A: Avon has been in business under various names for 135 years. Its founder, David McConnell, was a traveling book salesman until 1886, when he decided to sell perfumes, calling his company the California Perfume Co. He mixed fragrances himself and hired women as sales representatives. Cleansers, powders and other cosmetics soon followed. The “Avon” name and logo was first used in 1929 on a cosmetics line. The company was renamed Avon Products, Inc., in 1939. After splits, sales and mergers, the company became New Avon LLC in 2016, and then The Avon Co. in 2021 as part of Natura, a Brazilian beauty products company. The figural bottles that contained Avon products were made in limited editions from 1965 to 1980 and were very popular collectibles for several years, but they are not as popular now. Most sell online for less than $10. Check “sold” prices on eBay and other websites to see what the bottles you have are selling for. If you don’t see exactly what you have, something similar will give you an idea of price range. It will take time to do the research if you have a large collection.
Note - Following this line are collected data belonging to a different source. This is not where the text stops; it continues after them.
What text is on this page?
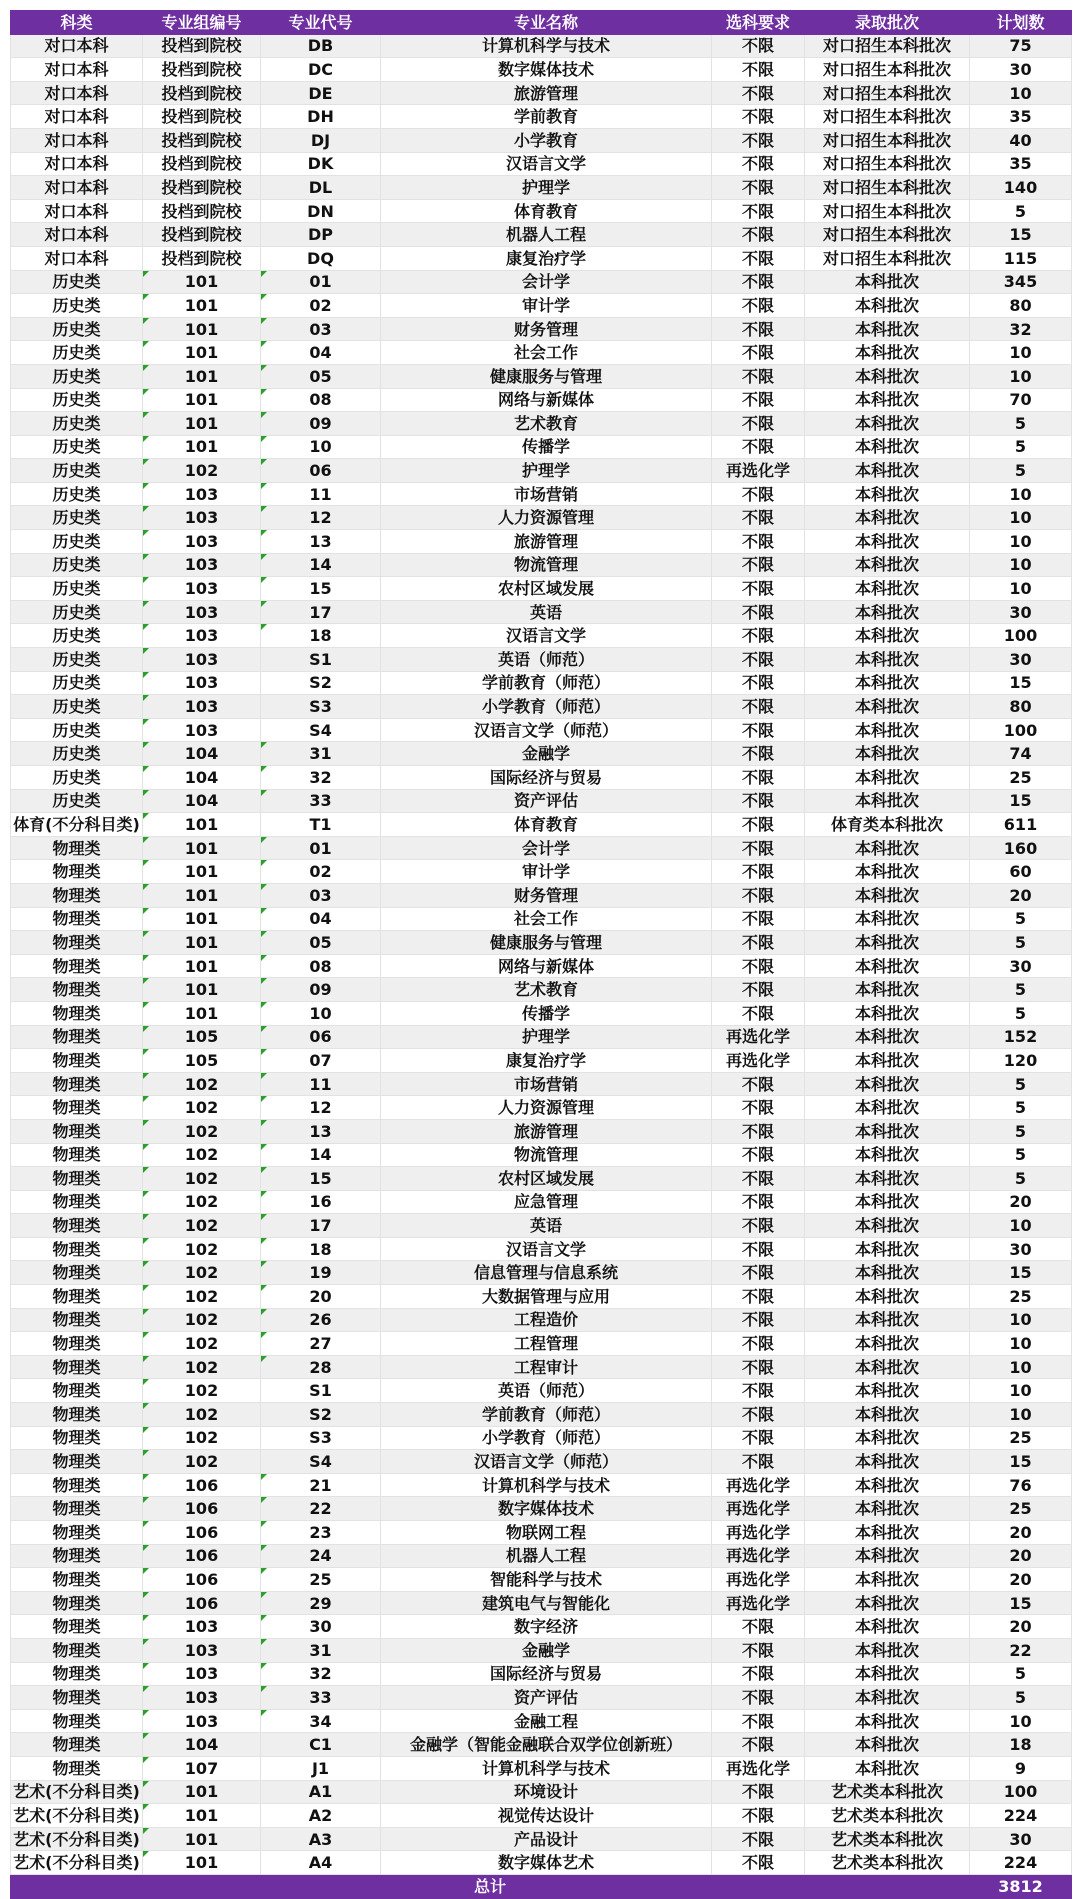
科类	专业组编号	专业代号	专业名称	选科要求	录取批次	计划数
对口本科	投档到院校	DB	计算机科学与技术	不限	对口招生本科批次	75
对口本科	投档到院校	DC	数字媒体技术	不限	对口招生本科批次	30
对口本科	投档到院校	DE	旅游管理	不限	对口招生本科批次	10
对口本科	投档到院校	DH	学前教育	不限	对口招生本科批次	35
对口本科	投档到院校	DJ	小学教育	不限	对口招生本科批次	40
对口本科	投档到院校	DK	汉语言文学	不限	对口招生本科批次	35
对口本科	投档到院校	DL	护理学	不限	对口招生本科批次	140
对口本科	投档到院校	DN	体育教育	不限	对口招生本科批次	5
对口本科	投档到院校	DP	机器人工程	不限	对口招生本科批次	15
对口本科	投档到院校	DQ	康复治疗学	不限	对口招生本科批次	115
历史类	101	01	会计学	不限	本科批次	345
历史类	101	02	审计学	不限	本科批次	80
历史类	101	03	财务管理	不限	本科批次	32
历史类	101	04	社会工作	不限	本科批次	10
历史类	101	05	健康服务与管理	不限	本科批次	10
历史类	101	08	网络与新媒体	不限	本科批次	70
历史类	101	09	艺术教育	不限	本科批次	5
历史类	101	10	传播学	不限	本科批次	5
历史类	102	06	护理学	再选化学	本科批次	5
历史类	103	11	市场营销	不限	本科批次	10
历史类	103	12	人力资源管理	不限	本科批次	10
历史类	103	13	旅游管理	不限	本科批次	10
历史类	103	14	物流管理	不限	本科批次	10
历史类	103	15	农村区域发展	不限	本科批次	10
历史类	103	17	英语	不限	本科批次	30
历史类	103	18	汉语言文学	不限	本科批次	100
历史类	103	S1	英语（师范）	不限	本科批次	30
历史类	103	S2	学前教育（师范）	不限	本科批次	15
历史类	103	S3	小学教育（师范）	不限	本科批次	80
历史类	103	S4	汉语言文学（师范）	不限	本科批次	100
历史类	104	31	金融学	不限	本科批次	74
历史类	104	32	国际经济与贸易	不限	本科批次	25
历史类	104	33	资产评估	不限	本科批次	15
体育(不分科目类)	101	T1	体育教育	不限	体育类本科批次	611
物理类	101	01	会计学	不限	本科批次	160
物理类	101	02	审计学	不限	本科批次	60
物理类	101	03	财务管理	不限	本科批次	20
物理类	101	04	社会工作	不限	本科批次	5
物理类	101	05	健康服务与管理	不限	本科批次	5
物理类	101	08	网络与新媒体	不限	本科批次	30
物理类	101	09	艺术教育	不限	本科批次	5
物理类	101	10	传播学	不限	本科批次	5
物理类	105	06	护理学	再选化学	本科批次	152
物理类	105	07	康复治疗学	再选化学	本科批次	120
物理类	102	11	市场营销	不限	本科批次	5
物理类	102	12	人力资源管理	不限	本科批次	5
物理类	102	13	旅游管理	不限	本科批次	5
物理类	102	14	物流管理	不限	本科批次	5
物理类	102	15	农村区域发展	不限	本科批次	5
物理类	102	16	应急管理	不限	本科批次	20
物理类	102	17	英语	不限	本科批次	10
物理类	102	18	汉语言文学	不限	本科批次	30
物理类	102	19	信息管理与信息系统	不限	本科批次	15
物理类	102	20	大数据管理与应用	不限	本科批次	25
物理类	102	26	工程造价	不限	本科批次	10
物理类	102	27	工程管理	不限	本科批次	10
物理类	102	28	工程审计	不限	本科批次	10
物理类	102	S1	英语（师范）	不限	本科批次	10
物理类	102	S2	学前教育（师范）	不限	本科批次	10
物理类	102	S3	小学教育（师范）	不限	本科批次	25
物理类	102	S4	汉语言文学（师范）	不限	本科批次	15
物理类	106	21	计算机科学与技术	再选化学	本科批次	76
物理类	106	22	数字媒体技术	再选化学	本科批次	25
物理类	106	23	物联网工程	再选化学	本科批次	20
物理类	106	24	机器人工程	再选化学	本科批次	20
物理类	106	25	智能科学与技术	再选化学	本科批次	20
物理类	106	29	建筑电气与智能化	再选化学	本科批次	15
物理类	103	30	数字经济	不限	本科批次	20
物理类	103	31	金融学	不限	本科批次	22
物理类	103	32	国际经济与贸易	不限	本科批次	5
物理类	103	33	资产评估	不限	本科批次	5
物理类	103	34	金融工程	不限	本科批次	10
物理类	104	C1	金融学（智能金融联合双学位创新班）	不限	本科批次	18
物理类	107	J1	计算机科学与技术	再选化学	本科批次	9
艺术(不分科目类)	101	A1	环境设计	不限	艺术类本科批次	100
艺术(不分科目类)	101	A2	视觉传达设计	不限	艺术类本科批次	224
艺术(不分科目类)	101	A3	产品设计	不限	艺术类本科批次	30
艺术(不分科目类)	101	A4	数字媒体艺术	不限	艺术类本科批次	224
总计						3812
Q: I’m trying to find information on the porcelain manufacturer that used a mark with the words “Crown Devon, S.F. & Co., Stoke on Trent, England” above an elaborate crown. Can you help?
A: This is one of the marks used by S. Fielding & Co., a company in business in Stoke, Staffordshire, England, from about 1879 to 1982. Earthenware and majolica were made at the company’s Railway Pottery, which was renamed Devon Pottery by 1912. The mark you describe was used from about 1891 to 1913.
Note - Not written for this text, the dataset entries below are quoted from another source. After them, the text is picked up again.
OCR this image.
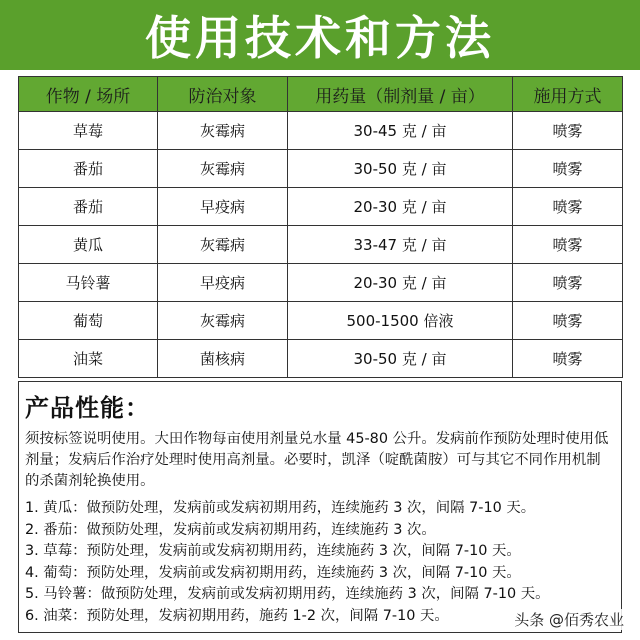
使用技术和方法
作物 / 场所	防治对象	用药量（制剂量 / 亩）	施用方式
草莓	灰霉病	30-45 克 / 亩	喷雾
番茄	灰霉病	30-50 克 / 亩	喷雾
番茄	早疫病	20-30 克 / 亩	喷雾
黄瓜	灰霉病	33-47 克 / 亩	喷雾
马铃薯	早疫病	20-30 克 / 亩	喷雾
葡萄	灰霉病	500-1500 倍液	喷雾
油菜	菌核病	30-50 克 / 亩	喷雾
产品性能：

须按标签说明使用。大田作物每亩使用剂量兑水量 45-80 公升。发病前作预防处理时使用低剂量；发病后作治疗处理时使用高剂量。必要时，凯泽（啶酰菌胺）可与其它不同作用机制的杀菌剂轮换使用。

1. 黄瓜：做预防处理，发病前或发病初期用药，连续施药 3 次，间隔 7-10 天。
2. 番茄：做预防处理，发病前或发病初期用药，连续施药 3 次。
3. 草莓：预防处理，发病前或发病初期用药，连续施药 3 次，间隔 7-10 天。
4. 葡萄：预防处理，发病前或发病初期用药，连续施药 3 次，间隔 7-10 天。
5. 马铃薯：做预防处理，发病前或发病初期用药，连续施药 3 次，间隔 7-10 天。
6. 油菜：预防处理，发病初期用药，施药 1-2 次，间隔 7-10 天。	头条 @佰秀农业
TIP: Pictures above a bed or sofa should fill about two thirds of the space. Hang a large picture or a group of small ones. Be sure the lowest picture will not be bumped by a person on the bed or sofa.
On the block
Current prices are recorded from antiques shows, flea markets, sales and auctions throughout the United States. Prices vary in different locations because of local economic conditions.
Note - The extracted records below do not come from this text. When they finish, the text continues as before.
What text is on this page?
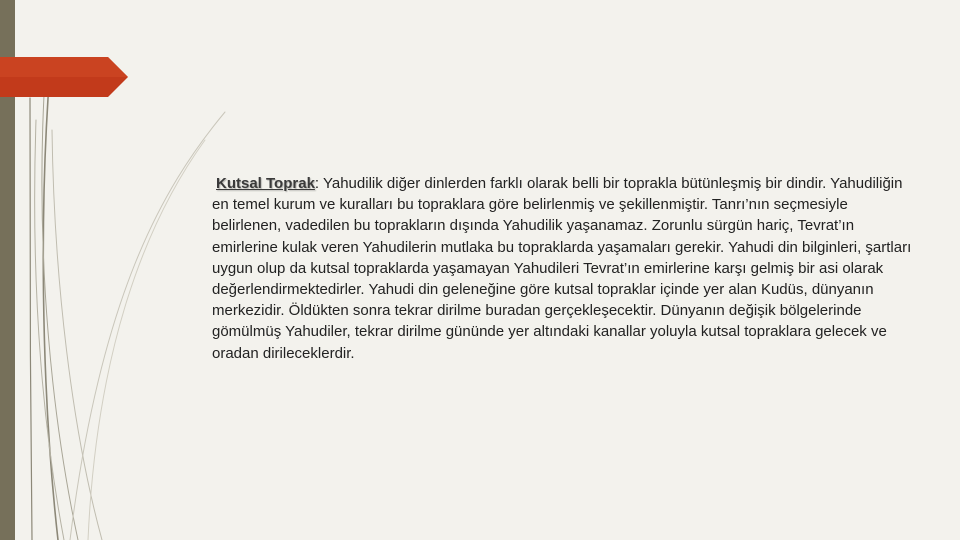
Kutsal Toprak: Yahudilik diğer dinlerden farklı olarak belli bir toprakla bütünleşmiş bir dindir. Yahudiliğin en temel kurum ve kuralları bu topraklara göre belirlenmiş ve şekillenmiştir. Tanrı’nın seçmesiyle belirlenen, vadedilen bu toprakların dışında Yahudilik yaşanamaz. Zorunlu sürgün hariç, Tevrat’ın emirlerine kulak veren Yahudilerin mutlaka bu topraklarda yaşamaları gerekir. Yahudi din bilginleri, şartları uygun olup da kutsal topraklarda yaşamayan Yahudileri Tevrat’ın emirlerine karşı gelmiş bir asi olarak değerlendirmektedirler. Yahudi din geleneğine göre kutsal topraklar içinde yer alan Kudüs, dünyanın merkezidir. Öldükten sonra tekrar dirilme buradan gerçekleşecektir. Dünyanın değişik bölgelerinde gömülmüş Yahudiler, tekrar dirilme gününde yer altındaki kanallar yoluyla kutsal topraklara gelecek ve oradan dirileceklerdir.
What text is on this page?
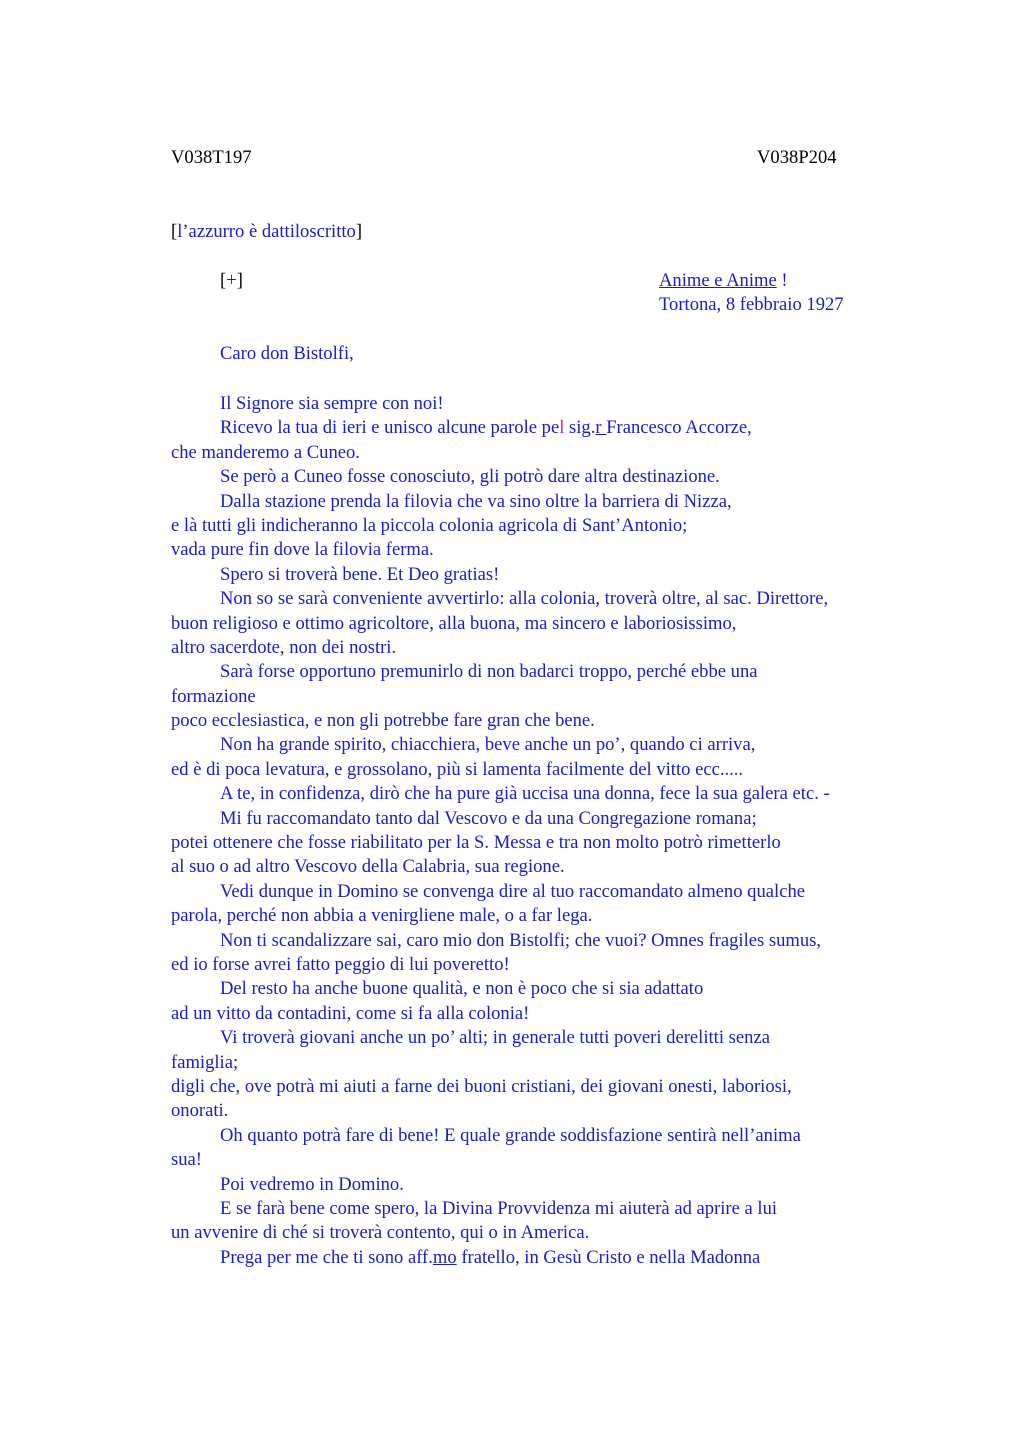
V038T197	V038P204
[l’azzurro è dattiloscritto]
[+]	Anime e Anime !
Tortona, 8 febbraio 1927
Caro don Bistolfi,
Il Signore sia sempre con noi!
Ricevo la tua di ieri e unisco alcune parole pel sig.r Francesco Accorze,
che manderemo a Cuneo.
Se però a Cuneo fosse conosciuto, gli potrò dare altra destinazione.
Dalla stazione prenda la filovia che va sino oltre la barriera di Nizza,
e là tutti gli indicheranno la piccola colonia agricola di Sant’Antonio;
vada pure fin dove la filovia ferma.
Spero si troverà bene. Et Deo gratias!
Non so se sarà conveniente avvertirlo: alla colonia, troverà oltre, al sac. Direttore,
buon religioso e ottimo agricoltore, alla buona, ma sincero e laboriosissimo,
altro sacerdote, non dei nostri.
Sarà forse opportuno premunirlo di non badarci troppo, perché ebbe una
formazione
poco ecclesiastica, e non gli potrebbe fare gran che bene.
Non ha grande spirito, chiacchiera, beve anche un po’, quando ci arriva,
ed è di poca levatura, e grossolano, più si lamenta facilmente del vitto ecc.....
A te, in confidenza, dirò che ha pure già uccisa una donna, fece la sua galera etc. -
Mi fu raccomandato tanto dal Vescovo e da una Congregazione romana;
potei ottenere che fosse riabilitato per la S. Messa e tra non molto potrò rimetterlo
al suo o ad altro Vescovo della Calabria, sua regione.
Vedi dunque in Domino se convenga dire al tuo raccomandato almeno qualche
parola, perché non abbia a venirgliene male, o a far lega.
Non ti scandalizzare sai, caro mio don Bistolfi; che vuoi? Omnes fragiles sumus,
ed io forse avrei fatto peggio di lui poveretto!
Del resto ha anche buone qualità, e non è poco che si sia adattato
ad un vitto da contadini, come si fa alla colonia!
Vi troverà giovani anche un po’ alti; in generale tutti poveri derelitti senza
famiglia;
digli che, ove potrà mi aiuti a farne dei buoni cristiani, dei giovani onesti, laboriosi,
onorati.
Oh quanto potrà fare di bene! E quale grande soddisfazione sentirà nell’anima
sua!
Poi vedremo in Domino.
E se farà bene come spero, la Divina Provvidenza mi aiuterà ad aprire a lui
un avvenire di ché si troverà contento, qui o in America.
Prega per me che ti sono aff.mo fratello, in Gesù Cristo e nella Madonna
Game board, two-sided, checkers and Chinese checkers, pine, hexagonal shape, black frame, turquoise and black checkerboard on one side, multicolor Chinese checker board on reverse, circa 1925, 23 inches, $95.
Sewing caddy, walnut and maple, three-tier spool rack, round pegged shelves in graduated sizes, pincushion cup finial, turned center column, square base with drawer, American, circa 1875, 20 inches, $120.
World War II poster, Join the Navy and Free the World, ship on the sea, ball in chains on bottom, signed on bottom “M. Privitello USNR,” matted and framed, 40 by 30 inches, $220.
Advertising tin, Carr Biscuits, motor coach, Cinderella waving from shaped window in back, Hudson, Scott & Sons, England, 7 inches, $430.
Furniture, table, writing, Louis XVI style, giltwood, kidney shape top, carved swags on apron, inset leather top with gilt accents, fluted tapering legs, pierced stretchers shaped as entwined Cs, circa 1900, 25 ½ by 24 by 16 inches, $565.
Advertising tin, Crawford’s Biscuits, steam roller truck shape, red and black, hinged roof opens to biscuits, front of boiler with logo and “William Crawford & Sons Ltd., Biscuit Manufacturers, Edinburgh, Liverpool & London,” 7 ½ inches, $615.
Lamp, pair of chandeliers, six light, chains and swags of faceted beads & prisms, basket form, brass frame with candle arms, brass leafy ceiling cap, 41 by 25 inches, pair, $750.
Toy, piano player, Le Petit Pianiste, man seated at piano, sways back and forth, hands move across keys, plays chime music, wood, metal, cloth, Fernand Martin, France, 6 inches, $1,165.
Wristwatch, Cartier, Tank Francaise Automatic, stainless steel, square dial, lug end, black hands and bold Roman numerals, second hand, link band, 28 mm case, $1,460.
Olympics, torch, International Olympic committee (IOC) Centennial, Greece, March 1996, ribbed aluminum, tapered wood handle, band with names of host cities and dates since 1896, 22 by 6 inches, $1,500.